The HPLC method is adopted in the research to establish the fingerprint of the teabag, and the similarity evaluation and the principal component analysis are carried out to screen out the conditions causing the difference of the teabag components in different batches, and the standard fingerprint is formed, so that the quality control of the teabag is realized.
Drawings
FIG. 1 chromatogram of mobile phase 1
FIG. 2 chromatogram of mobile phase 2
FIG. 3 chromatogram of mobile phase 3
FIG. 4 chromatogram without acid addition
FIG. 5 chromatogram of 0.2% glacial acetic acid
FIG. 6 chromatogram of 0.4% glacial acetic acid
FIG. 7 chromatogram at 325nm wavelength
FIG. 8 chromatogram at 252nm wavelength
FIG. 9 chromatogram at 230nm wavelength
FIG. 10 S1-S10 sample chromatography overlay
FIG. 11 HPCL of teabag superimposed a multipoint correction pattern and a control pattern (R)
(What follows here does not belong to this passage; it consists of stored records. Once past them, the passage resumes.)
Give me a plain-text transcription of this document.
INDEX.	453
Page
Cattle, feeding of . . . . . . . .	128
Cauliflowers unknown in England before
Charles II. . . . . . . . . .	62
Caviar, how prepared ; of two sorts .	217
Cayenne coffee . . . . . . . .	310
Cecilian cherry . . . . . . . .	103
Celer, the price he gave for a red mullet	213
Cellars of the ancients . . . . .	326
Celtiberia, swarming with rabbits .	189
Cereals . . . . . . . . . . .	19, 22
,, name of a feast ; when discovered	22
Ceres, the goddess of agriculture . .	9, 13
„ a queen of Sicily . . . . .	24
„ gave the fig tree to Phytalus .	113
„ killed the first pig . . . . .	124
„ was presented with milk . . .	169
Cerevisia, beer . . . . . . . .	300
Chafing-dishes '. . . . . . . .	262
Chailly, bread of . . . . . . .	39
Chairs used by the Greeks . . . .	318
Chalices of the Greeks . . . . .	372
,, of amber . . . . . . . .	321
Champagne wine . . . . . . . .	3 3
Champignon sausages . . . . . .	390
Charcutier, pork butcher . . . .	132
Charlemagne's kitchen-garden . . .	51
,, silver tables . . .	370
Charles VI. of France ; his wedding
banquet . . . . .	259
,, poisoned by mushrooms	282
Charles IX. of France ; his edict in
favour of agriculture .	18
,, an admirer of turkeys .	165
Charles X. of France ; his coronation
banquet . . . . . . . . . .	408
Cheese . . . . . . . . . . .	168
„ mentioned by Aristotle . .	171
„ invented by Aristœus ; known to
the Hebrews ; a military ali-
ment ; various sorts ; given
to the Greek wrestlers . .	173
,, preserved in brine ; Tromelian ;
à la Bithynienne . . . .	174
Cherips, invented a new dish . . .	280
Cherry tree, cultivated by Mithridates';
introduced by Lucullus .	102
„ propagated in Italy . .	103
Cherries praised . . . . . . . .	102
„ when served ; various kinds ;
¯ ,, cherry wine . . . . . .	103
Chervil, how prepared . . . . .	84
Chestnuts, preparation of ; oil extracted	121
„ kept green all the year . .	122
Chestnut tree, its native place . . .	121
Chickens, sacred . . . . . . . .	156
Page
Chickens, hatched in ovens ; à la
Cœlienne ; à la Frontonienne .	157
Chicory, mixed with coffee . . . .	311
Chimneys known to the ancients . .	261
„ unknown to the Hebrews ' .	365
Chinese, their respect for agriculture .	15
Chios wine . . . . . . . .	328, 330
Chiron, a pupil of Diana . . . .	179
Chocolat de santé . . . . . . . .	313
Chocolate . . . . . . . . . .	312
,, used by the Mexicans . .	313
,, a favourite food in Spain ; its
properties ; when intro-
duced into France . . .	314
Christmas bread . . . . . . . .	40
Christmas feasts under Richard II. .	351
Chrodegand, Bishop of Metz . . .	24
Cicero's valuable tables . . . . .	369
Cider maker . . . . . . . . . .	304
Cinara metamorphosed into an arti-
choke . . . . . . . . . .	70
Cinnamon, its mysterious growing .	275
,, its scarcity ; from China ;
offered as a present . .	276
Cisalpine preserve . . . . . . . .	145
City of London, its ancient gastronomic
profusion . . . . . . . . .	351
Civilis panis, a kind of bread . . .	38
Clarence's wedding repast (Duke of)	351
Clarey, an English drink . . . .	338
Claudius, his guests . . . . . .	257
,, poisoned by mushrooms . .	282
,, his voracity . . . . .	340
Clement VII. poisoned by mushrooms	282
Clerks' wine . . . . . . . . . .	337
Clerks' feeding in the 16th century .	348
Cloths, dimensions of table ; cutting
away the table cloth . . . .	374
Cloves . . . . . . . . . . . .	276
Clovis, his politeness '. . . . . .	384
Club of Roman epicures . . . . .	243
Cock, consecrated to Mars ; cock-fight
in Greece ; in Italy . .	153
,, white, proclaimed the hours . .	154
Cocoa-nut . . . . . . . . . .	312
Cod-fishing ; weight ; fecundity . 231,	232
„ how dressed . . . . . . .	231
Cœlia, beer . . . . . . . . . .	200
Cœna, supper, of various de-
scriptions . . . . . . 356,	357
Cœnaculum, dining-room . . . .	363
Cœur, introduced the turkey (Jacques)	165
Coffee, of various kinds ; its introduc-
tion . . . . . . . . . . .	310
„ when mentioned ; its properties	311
FIG. 12 HPLC standard fingerprint of teabag, 9. Chlorogenic acid, 13. Glycyrrhizin, 16. Quercetin, 21. Chrysophanol
Detailed Description
In order that those skilled in the art will better understand the present invention, a technical solution in the embodiments of the present invention will be clearly and completely described below with reference to the accompanying drawings in which it is apparent that the described embodiments are only some embodiments of the present invention, not all embodiments. All other embodiments, which can be made by those skilled in the art based on the embodiments of the present invention without making any inventive effort, shall fall within the scope of the present invention.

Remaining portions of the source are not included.